Было около четырех дня, я в клеенчатом плаще околачивался с несколькими солдатами у шлагбаума, рядом с пограничной караулкой, когда оттуда вдруг выбежал бельгийский офицер с пылающим лицом и блестящими глазами. Из караулки еще доносился голос диктора, но офицер, не дождавшись конца передачи, закричал, в радостном порыве протягивая нам руки:
— Мир, друзья, мир! Можете отправляться по домам!
Он нервно смеялся, лицо его было мокрым от дождя и слез.
Передавали сообщение о Мюнхенском соглашении, и через несколько дней, уже демобилизованный, я снова сидел за своим столом в отделанном мрамором здании на улице Лафит.
Это не был мир, это была отсрочка войне, многие это понимали и потому несколько следующих месяцев были совсем особенными.
Не то чтобы люди наслаждались жизнью, но у меня было впечатление, будто каждый изо всех сил старается жить как можно полнее, взять как можно больше радостей от жизни.
И я тоже, хотя еще недавно чуть было не обрадовался войне. Не стану пытаться объяснять тебе это противоречие. Даже плеврит, который внезапно обнаружился у меня в декабре, не огорчил меня. Хотя врач очень настаивал на том, чтобы я лег в больницу или уехал к родителям, где за мной могли ухаживать, я оставался на набережной Гранд-Огюстен, и ухаживала за мной горничная, забегавшая ко мне в свободные минуты. Лежа в постели, прислушиваясь к звукам, доносившимся через окна, я читал с утра до вечера. Именно тогда я прочитал мемуары Сюлли, вышедшие новым изданием, а также, уже во второй раз, воспоминания кардинала де Реца, книгу в старинном переплете, которую когда-то принес мне отец.
Бледный, едва держась на ногах, я в январе вернулся на улицу Лафит. А в феврале вновь заболел, будто и не серьезно, но, поднявшись с постели, чувствовал себя скверно, и мой начальник — тот самый, чье место впоследствии, когда его вынудили уйти в отставку, занял я, — настоял, чтобы я попросил отпуск для восстановления здоровья.

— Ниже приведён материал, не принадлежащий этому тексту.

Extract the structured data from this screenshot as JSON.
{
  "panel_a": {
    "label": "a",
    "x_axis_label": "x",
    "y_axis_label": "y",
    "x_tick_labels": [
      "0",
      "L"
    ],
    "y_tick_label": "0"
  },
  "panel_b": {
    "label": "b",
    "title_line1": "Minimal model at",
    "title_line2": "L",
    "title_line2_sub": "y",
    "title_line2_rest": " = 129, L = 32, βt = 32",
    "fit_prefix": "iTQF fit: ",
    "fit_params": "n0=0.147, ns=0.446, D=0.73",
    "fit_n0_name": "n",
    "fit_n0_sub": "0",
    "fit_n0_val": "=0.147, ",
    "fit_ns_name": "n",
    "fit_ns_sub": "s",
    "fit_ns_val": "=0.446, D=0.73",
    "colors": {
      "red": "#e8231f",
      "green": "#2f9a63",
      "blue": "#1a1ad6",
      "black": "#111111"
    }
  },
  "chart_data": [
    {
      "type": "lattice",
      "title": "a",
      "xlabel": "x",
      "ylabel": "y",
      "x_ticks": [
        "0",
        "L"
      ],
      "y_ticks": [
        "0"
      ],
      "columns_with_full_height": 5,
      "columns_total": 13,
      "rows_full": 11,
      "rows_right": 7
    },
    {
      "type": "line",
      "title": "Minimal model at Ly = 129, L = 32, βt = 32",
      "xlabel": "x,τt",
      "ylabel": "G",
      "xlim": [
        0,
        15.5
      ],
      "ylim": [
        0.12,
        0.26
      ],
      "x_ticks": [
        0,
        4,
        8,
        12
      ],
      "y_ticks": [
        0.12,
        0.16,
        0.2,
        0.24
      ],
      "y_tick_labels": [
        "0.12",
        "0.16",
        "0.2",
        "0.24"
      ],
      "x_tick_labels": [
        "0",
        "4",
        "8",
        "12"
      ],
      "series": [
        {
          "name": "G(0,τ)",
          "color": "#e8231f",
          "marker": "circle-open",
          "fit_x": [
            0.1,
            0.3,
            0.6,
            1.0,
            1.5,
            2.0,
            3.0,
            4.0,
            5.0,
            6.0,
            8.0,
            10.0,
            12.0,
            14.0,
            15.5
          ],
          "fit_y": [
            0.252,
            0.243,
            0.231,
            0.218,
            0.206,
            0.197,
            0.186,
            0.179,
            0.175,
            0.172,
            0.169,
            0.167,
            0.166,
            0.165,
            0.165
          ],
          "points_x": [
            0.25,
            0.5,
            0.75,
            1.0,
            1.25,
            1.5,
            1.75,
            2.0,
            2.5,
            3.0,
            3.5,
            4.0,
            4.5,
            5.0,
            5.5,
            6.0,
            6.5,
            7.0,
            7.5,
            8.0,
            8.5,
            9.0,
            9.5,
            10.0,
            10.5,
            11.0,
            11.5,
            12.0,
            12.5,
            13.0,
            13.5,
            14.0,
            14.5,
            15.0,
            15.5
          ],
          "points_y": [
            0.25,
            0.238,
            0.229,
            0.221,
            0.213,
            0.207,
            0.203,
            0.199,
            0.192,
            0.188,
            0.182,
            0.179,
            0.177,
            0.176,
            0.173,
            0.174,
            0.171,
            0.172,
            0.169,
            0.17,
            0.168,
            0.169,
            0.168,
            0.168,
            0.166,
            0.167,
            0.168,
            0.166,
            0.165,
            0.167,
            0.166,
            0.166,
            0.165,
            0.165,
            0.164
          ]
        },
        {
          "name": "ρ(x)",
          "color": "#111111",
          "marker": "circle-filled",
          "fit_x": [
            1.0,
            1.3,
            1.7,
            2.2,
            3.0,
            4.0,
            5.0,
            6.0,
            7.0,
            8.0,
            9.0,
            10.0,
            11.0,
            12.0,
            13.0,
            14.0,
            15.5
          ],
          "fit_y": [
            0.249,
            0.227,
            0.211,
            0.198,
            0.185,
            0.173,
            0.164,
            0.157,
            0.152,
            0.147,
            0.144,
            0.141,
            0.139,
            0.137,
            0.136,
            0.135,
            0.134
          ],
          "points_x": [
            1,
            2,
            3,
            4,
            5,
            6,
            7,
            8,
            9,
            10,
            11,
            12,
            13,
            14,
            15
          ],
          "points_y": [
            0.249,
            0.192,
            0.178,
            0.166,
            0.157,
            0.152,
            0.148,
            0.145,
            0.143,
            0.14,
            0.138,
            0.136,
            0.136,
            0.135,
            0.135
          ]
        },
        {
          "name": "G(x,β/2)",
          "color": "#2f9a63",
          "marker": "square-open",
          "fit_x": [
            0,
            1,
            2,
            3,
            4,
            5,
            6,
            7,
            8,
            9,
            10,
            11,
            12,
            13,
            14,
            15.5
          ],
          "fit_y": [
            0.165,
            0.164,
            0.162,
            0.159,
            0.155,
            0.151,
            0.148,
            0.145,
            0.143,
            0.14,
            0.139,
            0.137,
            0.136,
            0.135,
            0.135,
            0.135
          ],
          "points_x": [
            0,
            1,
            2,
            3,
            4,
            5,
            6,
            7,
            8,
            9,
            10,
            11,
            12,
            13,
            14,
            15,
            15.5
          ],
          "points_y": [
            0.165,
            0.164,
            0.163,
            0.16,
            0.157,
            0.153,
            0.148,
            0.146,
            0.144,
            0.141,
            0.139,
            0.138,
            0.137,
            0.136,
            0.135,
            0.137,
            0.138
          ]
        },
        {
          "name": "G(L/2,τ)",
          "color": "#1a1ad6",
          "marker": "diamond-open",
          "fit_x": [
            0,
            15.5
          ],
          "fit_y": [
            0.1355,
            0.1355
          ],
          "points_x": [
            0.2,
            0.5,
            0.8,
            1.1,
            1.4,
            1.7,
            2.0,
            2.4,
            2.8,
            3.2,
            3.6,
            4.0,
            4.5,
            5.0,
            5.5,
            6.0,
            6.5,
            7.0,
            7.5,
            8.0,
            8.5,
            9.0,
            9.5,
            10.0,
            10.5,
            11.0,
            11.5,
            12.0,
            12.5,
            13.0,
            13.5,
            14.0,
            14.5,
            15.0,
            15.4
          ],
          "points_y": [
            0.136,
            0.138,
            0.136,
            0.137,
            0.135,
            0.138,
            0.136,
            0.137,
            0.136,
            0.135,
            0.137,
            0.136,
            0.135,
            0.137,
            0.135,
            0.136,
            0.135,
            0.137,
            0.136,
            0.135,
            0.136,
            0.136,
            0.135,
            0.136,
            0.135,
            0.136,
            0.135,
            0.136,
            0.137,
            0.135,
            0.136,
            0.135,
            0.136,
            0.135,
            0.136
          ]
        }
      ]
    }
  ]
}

В раннем детстве я какое-то время жил в Грассе — мой отец был там супрефектом, — и мне вдруг захотелось вновь увидеть Лазурный берег, где я не был с тех пор. Я взял чемодан, две-три книги по теории вероятностей, сел в поезд и сошел в Канне. Там, в районе Сюке, я нашел гостиницу с пансионом. Эвкалипты и мимозы окружали ее белые стены. Сюке возвышается над портом и над городом, и я из своего окна мог видеть не только яхты, сновавшие в заливе и в море, но и крыши старого города, которые являли моим глазам все оттенки розового цвета. Мой дом был расположен выше остальных, и через окна и балконные двери я мог наблюдать скрытую от других будничную жизнь семей, чаще всего стариков.
Однажды утром, когда на солнце было почти жарко, я поддался соблазну — спустился вниз к сверкающему морю и выкупался, совсем один на огромном пустынном пляже.
Два дня спустя температура у меня поднялась до сорока градусов, в полубреду я смутно слышал, как шепчутся вокруг меня какие-то незнакомые люди. А еще через день в санитарной машине я был доставлен в больницу, окруженную садом, напоминавшим монастырский.
Здесь я и встретил медицинскую сестру Алису Шавирон, которая потом стала моей женой и твоей матерью.
Я для того так подробно рассказал об этой поре моей жизни, чтобы ты лучше представил себе мое состояние в тот момент, когда ей суждено было так круто измениться. Я жил и не жил, все было каким-то временным. Ничто меня больше не связывало, я чувствовал себя ото всего и во всем свободным.
Должен добавить к этому еще одну не столь уж маловажную деталь. За последние десять лет — почему, об этом ты узнаешь позже — у меня не было ни одной любовной связи, лишь время от времени случайные встречи, не имевшие продолжения.
Первые дни в больнице я помню очень смутно, но от них у меня осталось ощущение чего-то теплого и светлого, как воспоминания о раннем детстве. Тогда еще не было пенициллина и его производных, так что, возможно, я и в самом деле, как меня потом уверяли, чуть было не умер от застоя в легких.
Сестры сменялись в соответствии с расписанием дневных и ночных дежурств и честно делали свое дело. Тем не менее одну из них — она была старше других и говорила с русским акцентом, очевидно была эмигранткой, — я сразу возненавидел за подчеркнуто снисходительный тон, которым она разговаривала с больными.
Была еще другая, местная, чернявая и коротконогая женщина лет пятидесяти, всегда пахнущая чесноком, она обращалась со мной как с малым ребенком и, перестилая мою постель, легко перекладывала меня с места на место, словно жонглируя мною.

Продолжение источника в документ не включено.